Oncoclínicas busca alternativas após frustração com Porto e Fleury: MAK Capital e reestruturação financeira em análise

Com a perda do apoio da Porto e Fleury, a companhia ainda negocia alternativas de capitalização, segundo o JP Morgan.

A Oncoclínicas (ONCO3) enfrenta um momento decisivo após o término das negociações com Porto Seguro (PSSA3) e Fleury (FLRY3). O prazo de exclusividade entre as empresas expirou no último domingo (12) sem que um acordo fosse alcançado, frustrando uma potencial operação de capitalização que poderia reforçar a estrutura financeira da companhia.

Analistas do JP Morgan avaliam que a saída dos dois grupos não surpreende diante do cenário atual da empresa. A Oncoclínicas atravessa um período de forte instabilidade, marcado por mudanças significativas na governança corporativa e elevado nível de endividamento, fatores que aumentaram substancialmente o risco de uma operação estratégica.

Novas alternativas em análise



Mesmo com o fim das negociações com Porto e Fleury, a empresa mantém caminhos alternativos para reforçar sua posição financeira. Entre as opções em análise está o interesse da MAK Capital, que avalia realizar um aporte de aproximadamente R$ 500 milhões na companhia, condicionado a ajustes estruturais.

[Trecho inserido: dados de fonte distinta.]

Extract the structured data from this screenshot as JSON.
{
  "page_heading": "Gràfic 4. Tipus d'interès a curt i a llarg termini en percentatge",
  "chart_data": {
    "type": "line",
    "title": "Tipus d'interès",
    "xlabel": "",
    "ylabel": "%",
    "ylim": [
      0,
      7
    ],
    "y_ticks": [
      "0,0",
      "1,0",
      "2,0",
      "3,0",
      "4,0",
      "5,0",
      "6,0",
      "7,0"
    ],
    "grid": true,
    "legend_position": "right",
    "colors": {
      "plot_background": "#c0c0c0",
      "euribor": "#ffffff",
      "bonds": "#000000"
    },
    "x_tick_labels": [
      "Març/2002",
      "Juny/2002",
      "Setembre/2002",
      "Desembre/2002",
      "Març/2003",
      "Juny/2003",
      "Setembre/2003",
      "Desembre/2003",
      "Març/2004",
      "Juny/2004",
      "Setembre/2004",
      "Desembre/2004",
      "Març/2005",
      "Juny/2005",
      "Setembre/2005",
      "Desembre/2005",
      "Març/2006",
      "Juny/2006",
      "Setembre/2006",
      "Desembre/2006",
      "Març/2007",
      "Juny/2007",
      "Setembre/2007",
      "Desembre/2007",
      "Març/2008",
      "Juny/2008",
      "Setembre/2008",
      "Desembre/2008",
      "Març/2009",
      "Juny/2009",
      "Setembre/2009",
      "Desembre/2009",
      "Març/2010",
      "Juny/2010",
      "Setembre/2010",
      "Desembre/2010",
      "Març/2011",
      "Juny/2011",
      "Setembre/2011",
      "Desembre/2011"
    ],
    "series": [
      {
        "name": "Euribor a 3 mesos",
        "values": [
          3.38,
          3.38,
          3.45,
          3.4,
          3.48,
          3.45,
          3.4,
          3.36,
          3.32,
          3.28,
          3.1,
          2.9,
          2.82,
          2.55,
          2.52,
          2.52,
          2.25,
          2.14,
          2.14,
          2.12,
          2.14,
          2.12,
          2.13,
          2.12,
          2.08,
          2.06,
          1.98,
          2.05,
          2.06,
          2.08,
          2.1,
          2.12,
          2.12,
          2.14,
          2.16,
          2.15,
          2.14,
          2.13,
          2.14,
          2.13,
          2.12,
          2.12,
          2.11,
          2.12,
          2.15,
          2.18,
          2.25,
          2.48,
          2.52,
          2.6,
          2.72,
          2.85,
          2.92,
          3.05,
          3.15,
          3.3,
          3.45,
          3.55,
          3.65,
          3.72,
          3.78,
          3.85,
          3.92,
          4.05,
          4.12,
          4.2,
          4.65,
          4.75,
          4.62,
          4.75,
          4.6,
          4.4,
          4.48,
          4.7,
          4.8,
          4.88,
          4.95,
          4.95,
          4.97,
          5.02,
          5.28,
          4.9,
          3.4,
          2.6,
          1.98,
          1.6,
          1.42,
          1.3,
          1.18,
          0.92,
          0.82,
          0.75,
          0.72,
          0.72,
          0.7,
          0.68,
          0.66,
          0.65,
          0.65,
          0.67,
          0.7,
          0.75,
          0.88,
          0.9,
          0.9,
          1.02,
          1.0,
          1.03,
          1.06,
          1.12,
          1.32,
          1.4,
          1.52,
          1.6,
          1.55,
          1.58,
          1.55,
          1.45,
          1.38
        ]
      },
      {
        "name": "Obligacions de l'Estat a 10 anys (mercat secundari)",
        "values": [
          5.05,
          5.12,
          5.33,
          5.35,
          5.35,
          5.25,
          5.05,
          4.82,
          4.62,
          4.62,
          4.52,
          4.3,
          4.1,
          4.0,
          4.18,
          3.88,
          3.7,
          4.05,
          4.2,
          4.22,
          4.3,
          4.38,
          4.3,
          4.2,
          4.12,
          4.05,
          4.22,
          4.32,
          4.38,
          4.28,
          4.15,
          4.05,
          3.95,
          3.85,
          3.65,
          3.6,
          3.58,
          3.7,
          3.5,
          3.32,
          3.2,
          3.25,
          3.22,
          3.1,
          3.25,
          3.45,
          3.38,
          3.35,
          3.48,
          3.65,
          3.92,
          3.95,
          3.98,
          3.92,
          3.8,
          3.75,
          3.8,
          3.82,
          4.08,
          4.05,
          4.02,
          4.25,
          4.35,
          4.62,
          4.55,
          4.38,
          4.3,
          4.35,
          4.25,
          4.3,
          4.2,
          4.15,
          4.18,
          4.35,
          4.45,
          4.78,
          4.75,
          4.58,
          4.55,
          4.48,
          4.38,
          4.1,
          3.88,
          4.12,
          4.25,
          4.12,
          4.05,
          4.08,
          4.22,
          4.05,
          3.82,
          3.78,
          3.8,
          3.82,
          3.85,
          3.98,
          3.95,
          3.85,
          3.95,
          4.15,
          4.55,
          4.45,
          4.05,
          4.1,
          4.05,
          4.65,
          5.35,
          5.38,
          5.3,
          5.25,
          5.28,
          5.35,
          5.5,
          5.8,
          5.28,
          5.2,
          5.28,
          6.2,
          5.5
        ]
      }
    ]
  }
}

A empresa já confirmou o recebimento de uma proposta não vinculante envolvendo a MAK Capital em conjunto com a Lumina Capital Management, no valor entre R$ 100 milhões e R$ 150 milhões. Essa operação poderia ser estruturada por meio da criação de um fundo de investimento em direitos creditórios (FIDC), com a cessão de cerca de R$ 200 milhões em recebíveis.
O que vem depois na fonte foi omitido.